Ben, zorlu bir virajı almaya çalıştığımız bu dönemde enseyi karartmamak adına birkaç hususu ayrıca dikkatlerinize sunmak istedim.
Bakan Dönmez'in anlatımına göre, Türkiye'de hane halklarının yıllık ortalama doğalgaz tüketimi 1.060 metreküp dolayında. Eğer binalarımızı yalıtırsak bu tüketimi bin metreküplerden 750 metreküpe çekmek ve ödediğimiz faturayı yüzde 25 azaltmak mümkün. Kanımca, devletin sübvansiyonları bir yere kadar etkili.
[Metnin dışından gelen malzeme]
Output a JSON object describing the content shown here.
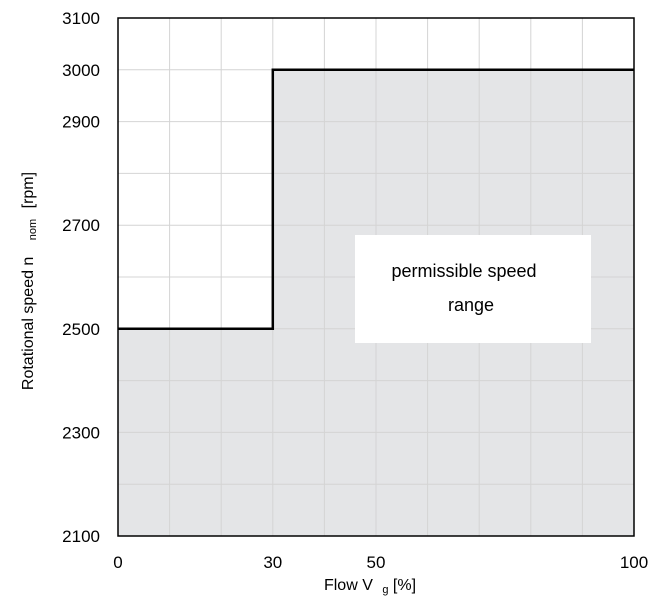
{
  "chart_data": {
    "type": "line",
    "x": [
      0,
      30,
      30,
      100
    ],
    "y": [
      2500,
      2500,
      3000,
      3000
    ],
    "xlim": [
      0,
      100
    ],
    "ylim": [
      2100,
      3100
    ],
    "x_tick_labels": [
      "0",
      "30",
      "50",
      "100"
    ],
    "x_ticks": [
      0,
      30,
      50,
      100
    ],
    "y_tick_labels": [
      "3100",
      "3000",
      "2900",
      "2700",
      "2500",
      "2300",
      "2100"
    ],
    "y_ticks": [
      3100,
      3000,
      2900,
      2700,
      2500,
      2300,
      2100
    ],
    "grid": true,
    "x_gridlines": [
      10,
      20,
      30,
      40,
      50,
      60,
      70,
      80,
      90
    ],
    "y_gridlines": [
      2200,
      2300,
      2400,
      2500,
      2600,
      2700,
      2800,
      2900,
      3000
    ],
    "xlabel_main": "Flow V",
    "xlabel_sub": "g",
    "xlabel_end": " [%]",
    "ylabel_main": "Rotational speed n",
    "ylabel_sub": "nom",
    "ylabel_end": " [rpm]",
    "annotation_line1": "permissible speed",
    "annotation_line2": "range",
    "colors": {
      "region_fill": "#e4e5e7",
      "line": "#000000",
      "grid": "#d4d4d4",
      "annotation_box": "#ffffff"
    }
  }
}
Ama enerji verimliliği, faturaların yükünü azaltmanın en sihirli yolu. Üstelik bu amaçla yapılacak harcamalar, 4 yıl içinde kendi kendini finanse etmiş oluyor.
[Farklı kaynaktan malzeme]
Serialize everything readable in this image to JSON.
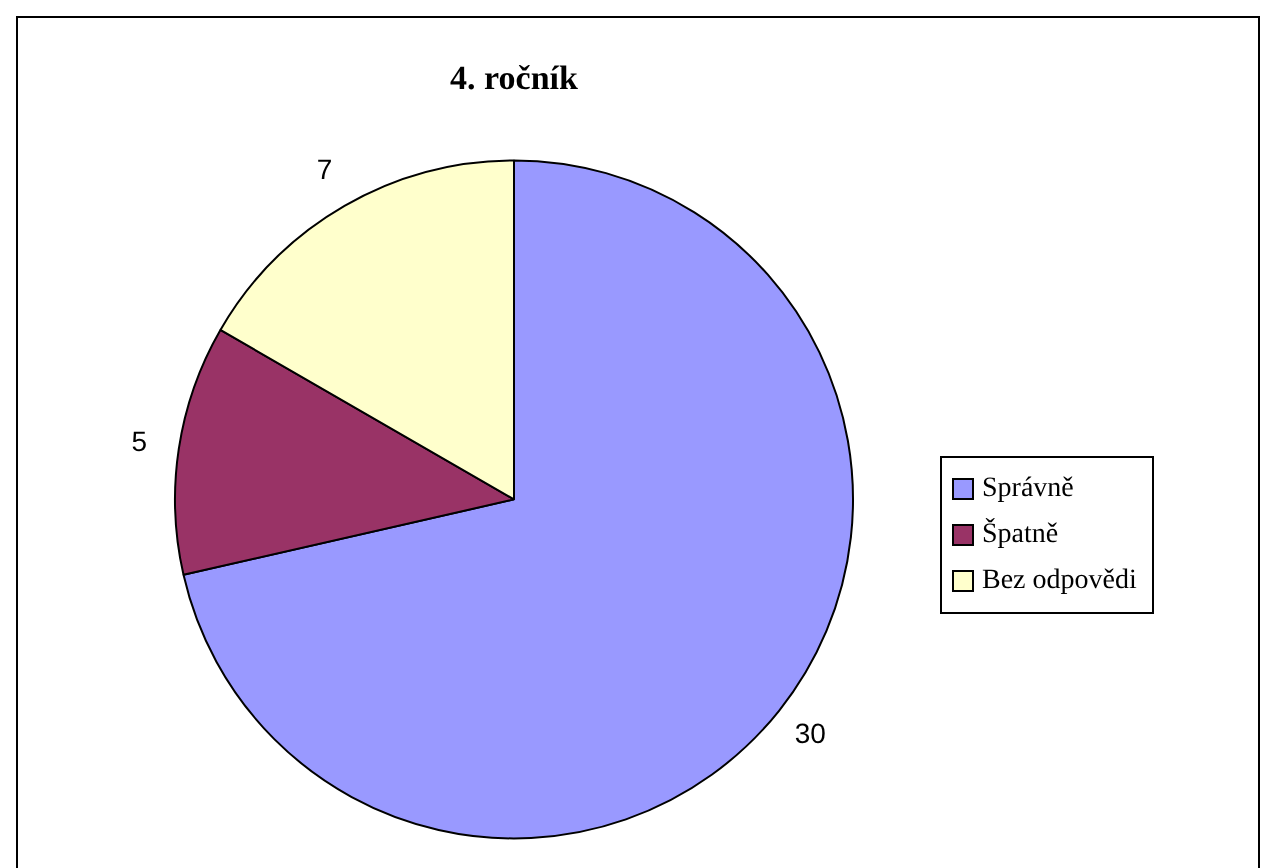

Belli somut verileri, hatta gerçeklikleri paylaşmamız, elbette her ailenin, her bireyin aşmaya çalıştığı sorunlara pansuman tedavisi yapmak anlamına gelmiyor. Aksine, derdi ile dertlendiğimiz milyonlara, esasen dert ortağı olduğumuzu da hatırlatma amacı taşıyor.
Sözün özü...
AK Parti kurulduğunda da 2002'de iş başına geldiğinde de Başkan Recep Tayyip Erdoğan'ın dediği gibi... (Küresel manada) Hiçbir şeyin eskisi gibi olmayacağı bir sürece hazırlanmanın zamanı geldi de geçiyor bile. Zira, şans sadece hazırlıklı olanın yüzüne gülüyor!